Love is a strong theme running through the next sale of South African Art at Bonhams on October 26th in London. It is evident in all three works by the country’s major artists, Stern, Pierneef and Preller.
With Pierneef this emotion is evident in his powerful evocation of a landscape he loved – Kransberg near Rustenburg in the Transvaal. This image recalls Cezanne’s tribute to Mont Saint Victoire, and is estimated to sell for £400,000-600,000.
“Far deeper…than the professional delight of the painter’s eye in colour, form and line of the landscape, there lies hidden in Pierneef that filial feeling, that adoration of our ground; it is the secret flame that gives to his ripest works their intrinsic eloquence,” comments art critic and writer, J.F.W. Grosskopf, about Pierneef. This artist recast the way in which we see Africa.
Of Pierneef’s 1950s landscapes Anton Hendriks wrote, “Pierneef painted Africa. His landscapes were different from anything seen in paint before. Baines, Oerder and others had painted the same scenes, but Pierneef saw them with new eyes. He created a new style out of this new subject matter.” He demonstrates the beauty of nature’s architecture and the way in which it enthralls him.
With Irma Stern (South African, 1894-1966) the love and passion are linked to that rare thing in her work, a portrait of a man. In ‘Portrait of a man wearing a hat’ signed and dated ‘Irma Stern 1931’, estimated to sell for £350,000-500,000, we see Stern exploring something of her own heartache.
Several works from her time in Madeira are among her darkest, in particular her views of harlots and other societal outcasts, and reflect the emotional upheaval Stern was experiencing at the time – unhappily married, reckoning with the memory of her Portuguese lover, Hippolyto Raposo, and perhaps not warmly welcomed by the locals. Despiten this Stern painted some of her best works during her time in Madeira, in particular bright landscapes and portraits of men which celebrate the light, colour, and simple way of life of Madeira. One can surmise that through the lens of her previous Portuguese lover Hippolyto Raposo, Stern viewed the men of Madeira with a certain romantic enthusiasm. Translated onto canvas, Portrait of a man wearing a hat is a rare, touching and haunting portrait of a male that is rarely seen in Stern’s oeuvre.
While she loved the light and colour of the island, she was also working extremely hard and became troubled by her perceptions of the position of the local women in the island’s traditional patriarchal Catholic society. She wrote her thoughts in her texts from the time: “The women are like the cows – they work in the fields – in the houses – they drag heavy loads… A woman is not a person, she is a female – a sexual being, and must be protected carefully against the lust of men.”
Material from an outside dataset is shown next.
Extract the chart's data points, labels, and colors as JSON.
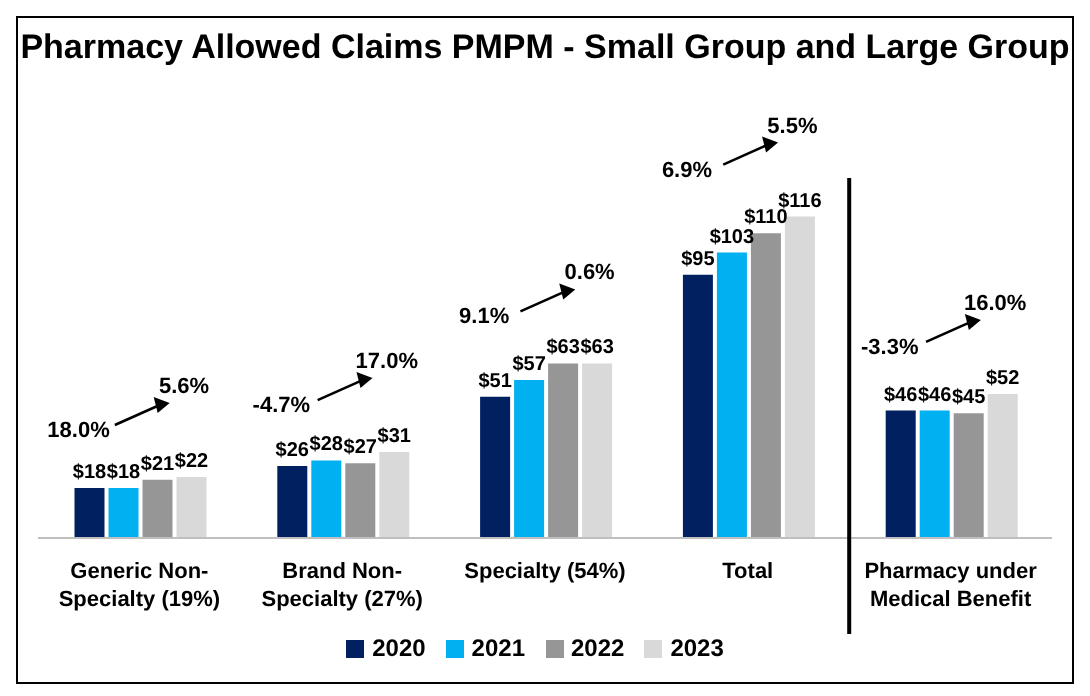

It seems that at least some of Stern’s difficulties in Madeira were due to her outsider status. She was a cosmopolitan in rural society, a Jew amongst Catholics, a woman on her own in a patriarchal society and she found it difficult to access the types of subjects she had previously focused on.
With Alexis Preller (1911-1975) we see an even darker side of love in his painting ‘Wounded Sculpture’ signed and dated ’47’ which is estimated to sell for £300,000-500,000.
Following a break with his long-time partner Christi Truter and a subsequent suicide attempt, Alexis Preller travelled to Europe at the end of 1946. In Paris, he frequented the galleries as a means of soothing his troubled mind. In the Louvre he examined the collections of marble sculpture from Ancient Greece for the second time. He had previously seen them in 1937, prior to his service in the military during World War II. Returning to them with a new perspective on life, Preller viewed them, rather like himself, as victims broken by the ravages of life.